Dora Guo

Mother, quiet and pregnant with fear,
raised a daughter with no tongue.
I remember in our old house the door
opened outward to the grass, freshly cut,
a fleeting playground for any small child
to call kingdom, to dig out any poor worm.

My worst secret is that I used to cleave worms
in half with plastic spoons. Really, I fear
that one day no boy would want to tongue
me because of this fact, that the doors
of companionship would shut and cut
me off from being un-lonely, like a child

reminded that their fear of the dark is only child-
ish. This keeps me restless. I wade, I worm
my way out of this deep and fearless
hole under which I’ve buried my tongue.
Inside of me, my worries open like doors,
or maybe an orchid, and bloom before they’re cut

and uprooted. I think I’d like to take a shortcut
that would lead me back toward childhood,
something more demure, domesticity before worms
eat me back into dirt. A funny, fickle thing, fear
roots in my stomach and doesn’t vanish, slides its tongue
across my open mouth — a silent, gaping door.

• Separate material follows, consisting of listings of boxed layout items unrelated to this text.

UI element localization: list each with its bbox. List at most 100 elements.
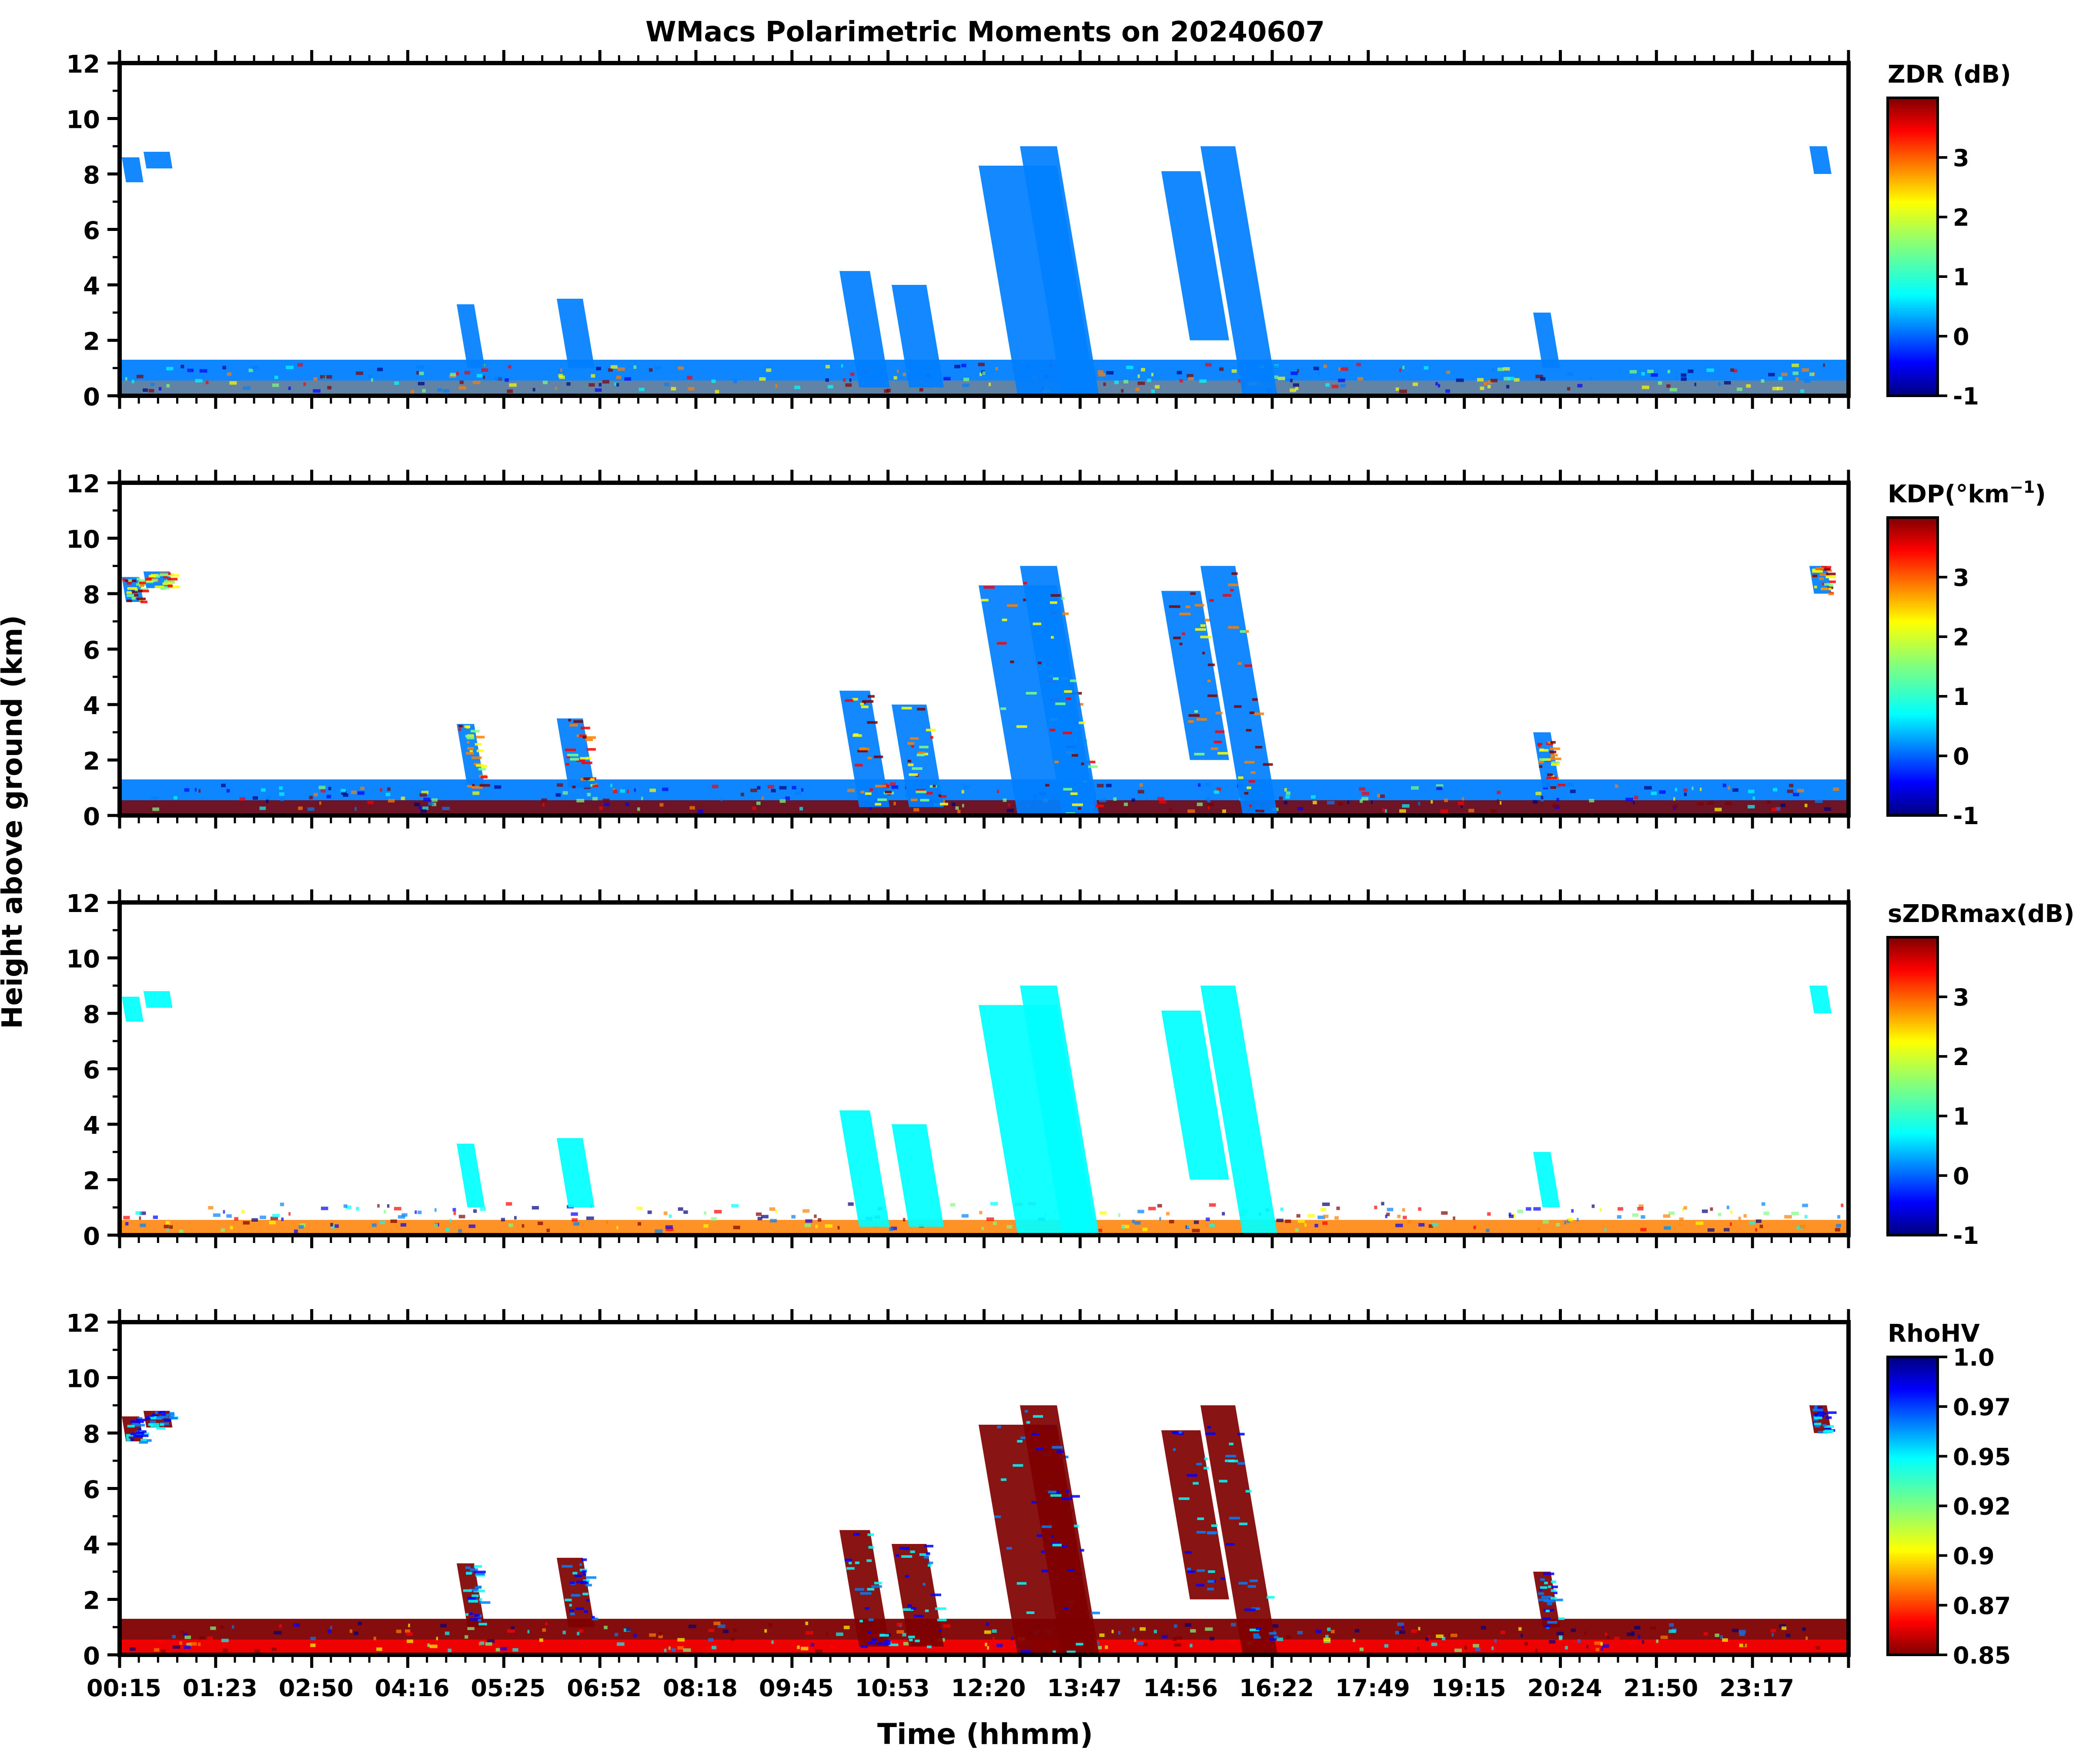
speckle	[1293, 383, 1299, 387]
speckle	[1147, 378, 1151, 382]
speckle	[1556, 1631, 1564, 1635]
storm-texture	[1249, 712, 1255, 714]
speckle	[328, 787, 331, 790]
storm-texture	[585, 1576, 597, 1579]
speckle	[687, 376, 692, 380]
storm-texture	[1538, 1592, 1544, 1595]
speckle	[1173, 1643, 1181, 1647]
speckle	[401, 1213, 408, 1217]
speckle	[1567, 387, 1571, 391]
storm-texture	[136, 1433, 142, 1436]
storm-texture	[1223, 594, 1231, 597]
storm-texture	[1086, 761, 1096, 764]
speckle	[884, 389, 889, 393]
speckle	[1003, 1646, 1006, 1650]
speckle	[1397, 1622, 1404, 1626]
speckle	[1096, 1229, 1103, 1233]
storm-texture	[588, 778, 595, 781]
storm-texture	[570, 758, 579, 761]
colorbar-label-text: sZDRmax(dB)	[1888, 900, 2075, 928]
speckle	[1805, 804, 1808, 807]
speckle	[1586, 1645, 1588, 1648]
storm-texture	[1540, 1586, 1548, 1589]
speckle	[1166, 1212, 1170, 1216]
speckle	[1535, 1648, 1538, 1652]
storm-texture	[145, 578, 157, 581]
storm-texture	[1819, 577, 1824, 580]
speckle	[286, 365, 294, 369]
speckle	[963, 785, 969, 789]
storm-echo	[839, 271, 890, 388]
storm-texture	[580, 757, 588, 760]
speckle	[1804, 1215, 1808, 1219]
speckle	[1673, 797, 1675, 801]
storm-echo	[1161, 1010, 1229, 1180]
colorbar-tick-label: 1.0	[1953, 1344, 1995, 1371]
storm-texture	[866, 1559, 872, 1562]
speckle	[213, 1213, 221, 1217]
colorbar-tick-label: 0.85	[1953, 1642, 2011, 1669]
speckle	[280, 1203, 284, 1206]
speckle	[1692, 786, 1694, 790]
storm-texture	[1074, 1524, 1079, 1527]
speckle	[1286, 1635, 1291, 1639]
speckle	[762, 796, 764, 800]
speckle	[1659, 790, 1666, 794]
y-tick-label: 0	[83, 803, 100, 831]
speckle	[1296, 1214, 1300, 1218]
speckle	[1331, 1630, 1335, 1634]
storm-texture	[1245, 1490, 1252, 1493]
speckle	[733, 1628, 737, 1632]
storm-echo	[1533, 1152, 1560, 1208]
speckle	[1633, 801, 1635, 805]
storm-texture	[470, 1568, 478, 1571]
speckle	[801, 1647, 809, 1650]
speckle	[1382, 808, 1385, 812]
speckle	[869, 807, 872, 811]
storm-texture	[905, 1575, 909, 1578]
speckle	[714, 1210, 722, 1213]
speckle	[768, 1623, 772, 1627]
speckle	[1437, 384, 1441, 388]
speckle	[140, 1211, 146, 1215]
storm-texture	[1545, 1610, 1550, 1613]
storm-texture	[1537, 743, 1542, 745]
speckle	[1642, 1640, 1645, 1644]
speckle	[1748, 805, 1755, 808]
speckle	[587, 792, 591, 796]
speckle	[1800, 389, 1805, 393]
speckle	[806, 1631, 813, 1635]
storm-texture	[1274, 1636, 1279, 1639]
storm-echo	[1200, 986, 1278, 1235]
speckle	[1565, 1646, 1568, 1650]
speckle	[1518, 1627, 1522, 1631]
speckle	[1402, 365, 1404, 369]
storm-texture	[845, 699, 853, 702]
speckle	[1325, 383, 1330, 387]
speckle	[723, 1629, 729, 1633]
speckle	[711, 379, 716, 383]
speckle	[164, 1225, 169, 1229]
speckle	[1374, 1206, 1377, 1209]
speckle	[634, 788, 636, 792]
speckle	[440, 1624, 447, 1627]
speckle	[396, 1630, 401, 1633]
speckle	[150, 383, 155, 387]
storm-texture	[1196, 1463, 1202, 1466]
storm-texture	[939, 1629, 942, 1632]
speckle	[1514, 378, 1520, 382]
speckle	[890, 782, 896, 786]
speckle	[1641, 372, 1645, 376]
speckle	[649, 368, 653, 372]
storm-texture	[1539, 748, 1544, 751]
speckle	[752, 806, 756, 810]
speckle	[129, 1647, 136, 1651]
speckle	[1157, 797, 1164, 801]
speckle	[279, 786, 283, 790]
speckle	[148, 389, 154, 393]
storm-texture	[1026, 1421, 1030, 1424]
speckle	[1322, 1221, 1328, 1225]
storm-texture	[1215, 712, 1223, 715]
speckle	[153, 1215, 158, 1219]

I know nothing of nurture. At the station door,
once, I watched a man with one arm cut
clean off raise his grime-covered hand toward a child,
demanding more change as the boy wormed
his way out the crowd, and I did not fear
the black and pink of the man’s languid tongue.

All night I stay up thinking about the tongue
flaps on my shoes, how they bend, as if little doors,
in the rain. If this were a movie, we’d always cut
to me never wanting or thinking of a child.
Truthfully, most days I feel obviously worm-
like. I want to know what it’s like not to fear

my tongue saying another name, to not fear
plant cuttings, how they sprout, seedless, at front doors,
like a worm regrowing, cut by a careless child.